Podcasts – Podcasts have been growing in popularity over the past few years. I’ve been listening to them for about 10 years and have even dabbled with a few of my own. Learning to create a podcast is a great  experience which can be used in all classrooms for a variety of learning experiences. I suggest checking out the iTunes library which has podcasts for everything. You can also check out StitcherPodcast Alley, PodOmatic, and LearnOutLoud. Podcasts are a great way to learn while you’re exercising or doing something like cleaning or driving. In fact, as I write this I’m listening to Todd Henry’s Accidental Creative podcast.
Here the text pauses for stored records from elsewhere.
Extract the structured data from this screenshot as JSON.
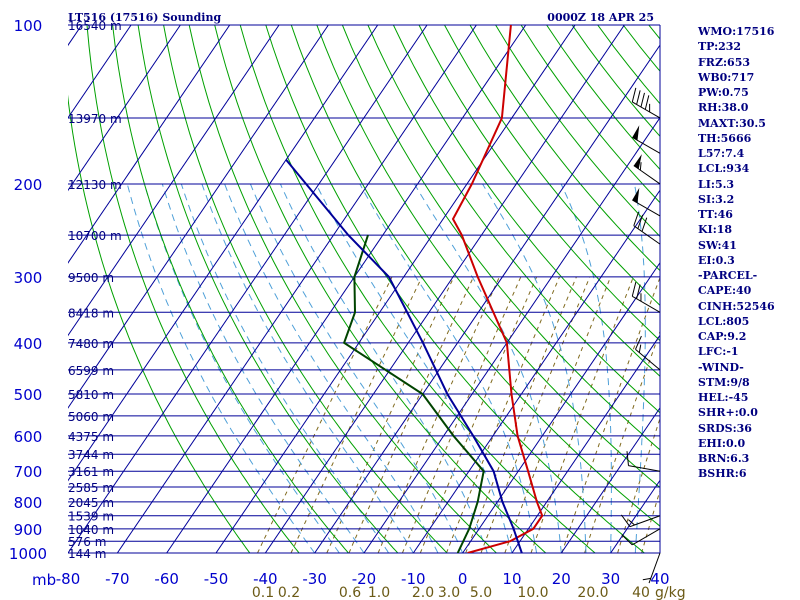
{
  "header": {
    "station_title": "LT516 (17516) Sounding",
    "time_label": "0000Z 18 APR 25"
  },
  "chart_data": {
    "type": "line",
    "diagram": "skew-t log-p",
    "pressure_axis": {
      "label": "mb",
      "ticks": [
        100,
        200,
        300,
        400,
        500,
        600,
        700,
        800,
        900,
        1000
      ],
      "range": [
        100,
        1000
      ],
      "scale": "log"
    },
    "temperature_axis": {
      "ticks": [
        -80,
        -70,
        -60,
        -50,
        -40,
        -30,
        -20,
        -10,
        0,
        10,
        20,
        30,
        40
      ],
      "range": [
        -80,
        40
      ]
    },
    "mixing_ratio_axis": {
      "unit": "g/kg",
      "ticks": [
        "0.1",
        "0.2",
        "0.6",
        "1.0",
        "2.0",
        "3.0",
        "5.0",
        "10.0",
        "20.0",
        "40"
      ]
    },
    "height_labels": [
      {
        "p": 100,
        "text": "16540 m"
      },
      {
        "p": 150,
        "text": "13970 m"
      },
      {
        "p": 200,
        "text": "12130 m"
      },
      {
        "p": 250,
        "text": "10700 m"
      },
      {
        "p": 300,
        "text": "9500 m"
      },
      {
        "p": 350,
        "text": "8418 m"
      },
      {
        "p": 400,
        "text": "7480 m"
      },
      {
        "p": 450,
        "text": "6599 m"
      },
      {
        "p": 500,
        "text": "5810 m"
      },
      {
        "p": 550,
        "text": "5060 m"
      },
      {
        "p": 600,
        "text": "4375 m"
      },
      {
        "p": 650,
        "text": "3744 m"
      },
      {
        "p": 700,
        "text": "3161 m"
      },
      {
        "p": 750,
        "text": "2585 m"
      },
      {
        "p": 800,
        "text": "2045 m"
      },
      {
        "p": 850,
        "text": "1539 m"
      },
      {
        "p": 900,
        "text": "1040 m"
      },
      {
        "p": 950,
        "text": "576 m"
      },
      {
        "p": 1000,
        "text": "144 m"
      }
    ],
    "series": [
      {
        "key": "temperature",
        "color": "#cc0000",
        "points": [
          {
            "p": 100,
            "t": -63
          },
          {
            "p": 150,
            "t": -52
          },
          {
            "p": 200,
            "t": -49
          },
          {
            "p": 233,
            "t": -48
          },
          {
            "p": 250,
            "t": -44
          },
          {
            "p": 300,
            "t": -35
          },
          {
            "p": 400,
            "t": -20
          },
          {
            "p": 500,
            "t": -12
          },
          {
            "p": 600,
            "t": -5
          },
          {
            "p": 700,
            "t": 2
          },
          {
            "p": 800,
            "t": 8
          },
          {
            "p": 850,
            "t": 11
          },
          {
            "p": 900,
            "t": 11
          },
          {
            "p": 950,
            "t": 8
          },
          {
            "p": 1000,
            "t": 1
          }
        ]
      },
      {
        "key": "dewpoint",
        "color": "#004400",
        "points": [
          {
            "p": 250,
            "t": -63
          },
          {
            "p": 300,
            "t": -60
          },
          {
            "p": 350,
            "t": -55
          },
          {
            "p": 400,
            "t": -53
          },
          {
            "p": 500,
            "t": -30
          },
          {
            "p": 600,
            "t": -18
          },
          {
            "p": 700,
            "t": -7
          },
          {
            "p": 800,
            "t": -4
          },
          {
            "p": 900,
            "t": -2
          },
          {
            "p": 1000,
            "t": -1
          }
        ]
      },
      {
        "key": "parcel",
        "color": "#000099",
        "points": [
          {
            "p": 180,
            "t": -90
          },
          {
            "p": 250,
            "t": -67
          },
          {
            "p": 300,
            "t": -53
          },
          {
            "p": 400,
            "t": -37
          },
          {
            "p": 500,
            "t": -25
          },
          {
            "p": 600,
            "t": -14
          },
          {
            "p": 700,
            "t": -5
          },
          {
            "p": 800,
            "t": 1
          },
          {
            "p": 900,
            "t": 7
          },
          {
            "p": 1000,
            "t": 12
          }
        ]
      }
    ],
    "wind_barbs": [
      {
        "p": 150,
        "dir": 300,
        "spd": 45
      },
      {
        "p": 175,
        "dir": 300,
        "spd": 50
      },
      {
        "p": 200,
        "dir": 305,
        "spd": 55
      },
      {
        "p": 230,
        "dir": 300,
        "spd": 50
      },
      {
        "p": 260,
        "dir": 305,
        "spd": 30
      },
      {
        "p": 350,
        "dir": 300,
        "spd": 25
      },
      {
        "p": 450,
        "dir": 310,
        "spd": 15
      },
      {
        "p": 700,
        "dir": 280,
        "spd": 10
      },
      {
        "p": 850,
        "dir": 250,
        "spd": 15
      },
      {
        "p": 900,
        "dir": 240,
        "spd": 10
      },
      {
        "p": 1000,
        "dir": 200,
        "spd": 5
      }
    ],
    "colors": {
      "isobars": "#000099",
      "isotherms": "#000099",
      "dry_adiabats": "#00a000",
      "moist_adiabats": "#4fa0d8",
      "mixing_ratio": "#806a1e",
      "barbs": "#000000"
    }
  },
  "indices": [
    "WMO:17516",
    "TP:232",
    "FRZ:653",
    "WB0:717",
    "PW:0.75",
    "RH:38.0",
    "MAXT:30.5",
    "TH:5666",
    "L57:7.4",
    "LCL:934",
    "LI:5.3",
    "SI:3.2",
    "TT:46",
    "KI:18",
    "SW:41",
    "EI:0.3",
    "-PARCEL-",
    "CAPE:40",
    "CINH:52546",
    "LCL:805",
    "CAP:9.2",
    "LFC:-1",
    "-WIND-",
    "STM:9/8",
    "HEL:-45",
    "SHR+:0.0",
    "SRDS:36",
    "EHI:0.0",
    "BRN:6.3",
    "BSHR:6"
  ]
}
Local opportunities- I am fortunate to live in a community that offers classes all year long through a variety of different venues including the library and the local community associations. There are also museums, galleries, and other attractions which offer opportunities for learning.  In the past few years my wife and I have learned to dance the two-step and waltz. Learning isn’t limited to ‘academics’. I highly recommend looking into a variety of options that include a wholistic approach to learning.

Every Day is a PD Day

The opportunities for learning are changing as new options provide teachers paths for learning at their own pace and when it works best for them. “Every day is a PD day” has been something that I’ve repeated to staffs where I was a principal and discussed with other teachers. One doesn’t need to “wait” or travel or spend a great deal of money but  you do need to seek out the opportunities and be open to opportunities. Don’t treat learning like a separate event, it can take place anywhere at any time if one is curious and is willing to ask questions.

I Wonder…..

What are your favourite learning options during the summer?

How do you include learning throughout the summer?

How do you ensure learning continues to be fun and energizing?